# Build Date vs Issues



## BDCCruze (Jul 12, 2017)

Mine is a September 14 car I purchased in September 16. I've had all of the special coverages done. I don't know how much better the 15's are if any. I told myself I would never buy a first model year vehicle and look what I did.


----------



## boraz (Aug 29, 2013)

no

its the same parts

and if that theory held water, they wouldnt have had the car on recall for ....i think 9 mos while trying to figure out a new tune for the nox sensor


----------



## 15cruzediesel (Sep 30, 2019)

boraz said:


> no
> 
> its the same parts
> 
> and if that theory held water, they wouldnt have had the car on recall for ....i think 9 mos while trying to figure out a new tune for the nox sensor


If true that sucks. You'd think they would put the updated tunes and parts in the newer cars as they built them.


----------



## boraz (Aug 29, 2013)

15cruzediesel said:


> If true that sucks. You'd think they would put the updated tunes and parts in the newer cars as they built them.


they stopped making the cars before then, lol

heres when the recall started https://www.cruzetalk.com/threads/emission-recall.152345/ 

in 2016....lol

they stopped making the car in 2015

and the recall letter (pic is in the thread)....says hey youre gonna get too much soot on you nox sensor, but we dont have any parts to fix yet....so keep driving and we'll fix it when we figure out how to fix it

months and months later, new nox sensors and a new tune were given to owners to repair this....except errybody had even more problems after the new tune, so lots of ppl didnt perform the recall, me included....
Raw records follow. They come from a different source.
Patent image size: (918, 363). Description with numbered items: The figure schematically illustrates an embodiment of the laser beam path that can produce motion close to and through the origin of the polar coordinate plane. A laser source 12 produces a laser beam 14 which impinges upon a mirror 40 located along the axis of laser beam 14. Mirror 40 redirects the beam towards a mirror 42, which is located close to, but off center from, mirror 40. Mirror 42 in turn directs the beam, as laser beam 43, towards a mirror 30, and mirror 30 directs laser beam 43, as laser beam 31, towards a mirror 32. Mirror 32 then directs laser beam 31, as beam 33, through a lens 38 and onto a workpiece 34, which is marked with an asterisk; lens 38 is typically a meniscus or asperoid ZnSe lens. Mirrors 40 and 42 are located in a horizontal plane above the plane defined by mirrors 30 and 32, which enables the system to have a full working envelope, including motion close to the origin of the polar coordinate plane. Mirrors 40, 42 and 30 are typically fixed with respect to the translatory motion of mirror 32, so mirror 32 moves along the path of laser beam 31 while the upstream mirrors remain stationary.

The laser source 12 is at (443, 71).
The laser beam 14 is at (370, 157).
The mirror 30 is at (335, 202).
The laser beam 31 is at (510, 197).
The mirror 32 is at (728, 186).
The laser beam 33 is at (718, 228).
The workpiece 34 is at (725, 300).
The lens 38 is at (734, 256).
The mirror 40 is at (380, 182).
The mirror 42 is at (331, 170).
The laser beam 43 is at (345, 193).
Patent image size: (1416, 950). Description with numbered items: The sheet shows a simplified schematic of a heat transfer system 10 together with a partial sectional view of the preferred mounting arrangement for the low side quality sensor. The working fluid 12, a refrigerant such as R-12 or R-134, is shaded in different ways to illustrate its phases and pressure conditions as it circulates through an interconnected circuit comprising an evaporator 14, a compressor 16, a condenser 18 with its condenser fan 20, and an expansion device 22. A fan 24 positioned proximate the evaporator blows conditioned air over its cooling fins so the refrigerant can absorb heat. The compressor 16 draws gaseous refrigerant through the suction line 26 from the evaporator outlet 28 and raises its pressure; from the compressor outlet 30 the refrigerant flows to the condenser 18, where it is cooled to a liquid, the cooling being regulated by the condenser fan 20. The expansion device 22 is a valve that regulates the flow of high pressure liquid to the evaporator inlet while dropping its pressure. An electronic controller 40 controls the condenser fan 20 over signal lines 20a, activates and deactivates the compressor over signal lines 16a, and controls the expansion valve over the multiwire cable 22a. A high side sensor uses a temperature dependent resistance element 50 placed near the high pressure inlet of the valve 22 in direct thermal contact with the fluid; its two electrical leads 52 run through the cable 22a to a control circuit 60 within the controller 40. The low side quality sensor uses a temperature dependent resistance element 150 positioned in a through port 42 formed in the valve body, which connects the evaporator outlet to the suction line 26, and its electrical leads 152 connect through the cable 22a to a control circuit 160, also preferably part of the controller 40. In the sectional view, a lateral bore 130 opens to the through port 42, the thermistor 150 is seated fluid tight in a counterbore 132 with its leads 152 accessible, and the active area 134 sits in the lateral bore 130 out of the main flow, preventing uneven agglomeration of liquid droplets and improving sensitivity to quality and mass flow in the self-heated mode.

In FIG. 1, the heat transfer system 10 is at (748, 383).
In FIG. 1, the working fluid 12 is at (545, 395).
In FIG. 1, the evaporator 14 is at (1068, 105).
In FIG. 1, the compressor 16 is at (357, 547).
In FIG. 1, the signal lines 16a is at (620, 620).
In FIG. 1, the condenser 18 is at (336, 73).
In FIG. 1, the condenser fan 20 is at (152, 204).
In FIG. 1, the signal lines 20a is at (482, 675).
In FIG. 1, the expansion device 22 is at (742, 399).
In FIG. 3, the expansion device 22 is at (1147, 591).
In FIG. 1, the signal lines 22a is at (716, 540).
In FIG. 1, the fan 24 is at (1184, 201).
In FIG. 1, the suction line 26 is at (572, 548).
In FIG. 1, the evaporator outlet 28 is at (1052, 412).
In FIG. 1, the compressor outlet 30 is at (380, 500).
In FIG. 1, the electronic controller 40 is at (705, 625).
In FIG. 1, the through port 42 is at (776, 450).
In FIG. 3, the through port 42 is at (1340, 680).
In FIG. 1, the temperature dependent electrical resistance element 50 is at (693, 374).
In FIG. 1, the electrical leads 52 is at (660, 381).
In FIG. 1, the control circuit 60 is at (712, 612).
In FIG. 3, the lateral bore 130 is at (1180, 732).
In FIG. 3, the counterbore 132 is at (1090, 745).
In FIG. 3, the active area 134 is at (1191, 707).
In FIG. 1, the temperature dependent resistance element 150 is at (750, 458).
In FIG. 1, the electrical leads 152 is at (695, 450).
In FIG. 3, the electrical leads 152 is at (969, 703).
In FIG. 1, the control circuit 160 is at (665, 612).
then a full year later.....17089 recall came out https://www.cruzetalk.com/threads/1...nox-position-1-sensor-replacement-ctd.200666/

it says forget aboot 15594....thats all closed, now errybody has 17089, errybody come in and get fixed....


----------



## 15cruzediesel (Sep 30, 2019)

boraz said:


> they stopped making the cars before then, lol
> 
> heres when the recall started https://www.cruzetalk.com/threads/emission-recall.152345/
> 
> ...


Now this is some great info!


----------



## boraz (Aug 29, 2013)

15cruzediesel said:


> Now this is some great info!


theres more, but the site deleted old threads when the new facelift came on


----------